Step 4: Build a Nurture Sequence for Non-Members
For people who opted into your email list but haven't joined Skool yet, build a short email sequence that:
- Explains what your community is about
- Shares social proof (results, testimonials, case studies)
- Offers an incentive to join (founding member discount, bonuses)
- Includes a clear link to your Skool signup page
A 5–7 email sequence over two weeks is enough to convert most warm leads.
What Skool's Announcement Feature Can Do Instead
While Skool doesn't have outbound email marketing, the Announcements feature is worth understanding:
- Admins can create announcements that appear at the top of the community feed
- Members receive an email notification when a new announcement is posted
- You can schedule announcements to go live at a specific time
For existing members, this is a reasonable substitute for a broadcast email. For potential members who haven't joined yet, it's useless—you can't reach them via Skool at all, which is why the external email list matters.
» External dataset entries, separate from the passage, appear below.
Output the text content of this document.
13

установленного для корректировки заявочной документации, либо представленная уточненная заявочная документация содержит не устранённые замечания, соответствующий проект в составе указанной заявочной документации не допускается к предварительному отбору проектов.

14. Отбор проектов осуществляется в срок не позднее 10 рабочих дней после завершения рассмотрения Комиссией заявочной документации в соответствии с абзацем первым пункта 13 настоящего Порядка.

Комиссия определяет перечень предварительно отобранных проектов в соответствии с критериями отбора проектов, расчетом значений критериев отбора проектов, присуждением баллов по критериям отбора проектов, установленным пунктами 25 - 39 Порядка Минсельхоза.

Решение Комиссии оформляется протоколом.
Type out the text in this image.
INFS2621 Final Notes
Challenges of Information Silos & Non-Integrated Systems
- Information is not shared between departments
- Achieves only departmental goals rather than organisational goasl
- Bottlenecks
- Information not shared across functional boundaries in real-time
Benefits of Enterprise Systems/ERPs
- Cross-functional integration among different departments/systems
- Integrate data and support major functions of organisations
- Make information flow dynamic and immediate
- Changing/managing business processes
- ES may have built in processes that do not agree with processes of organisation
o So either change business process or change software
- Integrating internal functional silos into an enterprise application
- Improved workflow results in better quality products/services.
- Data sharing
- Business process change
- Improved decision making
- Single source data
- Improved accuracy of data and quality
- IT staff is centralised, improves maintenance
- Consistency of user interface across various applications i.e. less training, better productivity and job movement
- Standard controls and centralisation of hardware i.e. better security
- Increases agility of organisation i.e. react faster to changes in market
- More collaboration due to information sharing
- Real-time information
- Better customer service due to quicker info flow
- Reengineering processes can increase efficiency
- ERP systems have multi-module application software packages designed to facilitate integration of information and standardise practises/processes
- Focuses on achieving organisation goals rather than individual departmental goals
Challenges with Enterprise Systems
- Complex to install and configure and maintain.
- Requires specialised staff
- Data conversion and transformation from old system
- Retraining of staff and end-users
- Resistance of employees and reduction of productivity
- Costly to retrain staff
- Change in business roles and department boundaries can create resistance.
The Complete Skool + Email Stack
Here's what a typical Skool community owner's email setup looks like in 2026:
Tool | Purpose |
Skool | Community, courses, member engagement |
ConvertKit / MailerLite | Email list management + broadcasts |
Zapier / Make | Sync new Skool members to email tool |
Carrd / Feather | Landing page for lead magnet or waitlist |
This four-tool stack handles everything without significant overlap or complexity.
Conclusion
Skool doesn't have email marketing built in—and that's unlikely to change. The platform is deliberately simple, and email is explicitly out of scope.
That doesn't make Skool the wrong choice. It makes your email list more important, not less. Building an independent email list alongside your Skool community is better long-term practice than relying on any single platform for all your audience access.
Set up the Zapier integration early, build a landing page before you launch, and treat your email list as the safety net under your Skool community. The combination of Skool's engagement features and an active email list is more powerful than either one alone.
Frequently Asked Questions
Does Skool have email marketing?
No. Skool doesn't include outbound email marketing, broadcast emails, or automated email sequences. You'll need a separate email tool like ConvertKit, MailerLite, or ActiveCampaign.
Can you send emails to Skool members?
Not via Skool directly. You can post Announcements that trigger email notifications to members, and you can message members individually inside the platform. For marketing emails to your full list, you need an external tool connected via Zapier.
What email tool works best with Skool?
ConvertKit (now Kit) is the most popular choice among Skool community owners. It integrates cleanly with Zapier and is designed for creators. MailerLite is a good lower-cost alternative.
Does Skool integrate with Mailchimp?
Skool doesn't have a native Mailchimp integration, but you can connect the two via Zapier. Set a trigger for “new Skool member” and an action to add them to a Mailchimp list or audience.
Can I export my Skool members' email addresses?
Yes. Skool allows community admins to export a CSV of member data including email addresses. This makes it possible to import your member list into an external email tool.
Is Kajabi better than Skool if I need email marketing?
Kajabi includes email marketing, landing pages, and funnels built in. If email automation is critical to your business model, Kajabi's all-in-one approach removes the need for a separate tool. The trade-off is a significantly higher price ($69+/month) and a heavier setup process. For most community-first creators, Skool + ConvertKit is a cleaner and cheaper combination.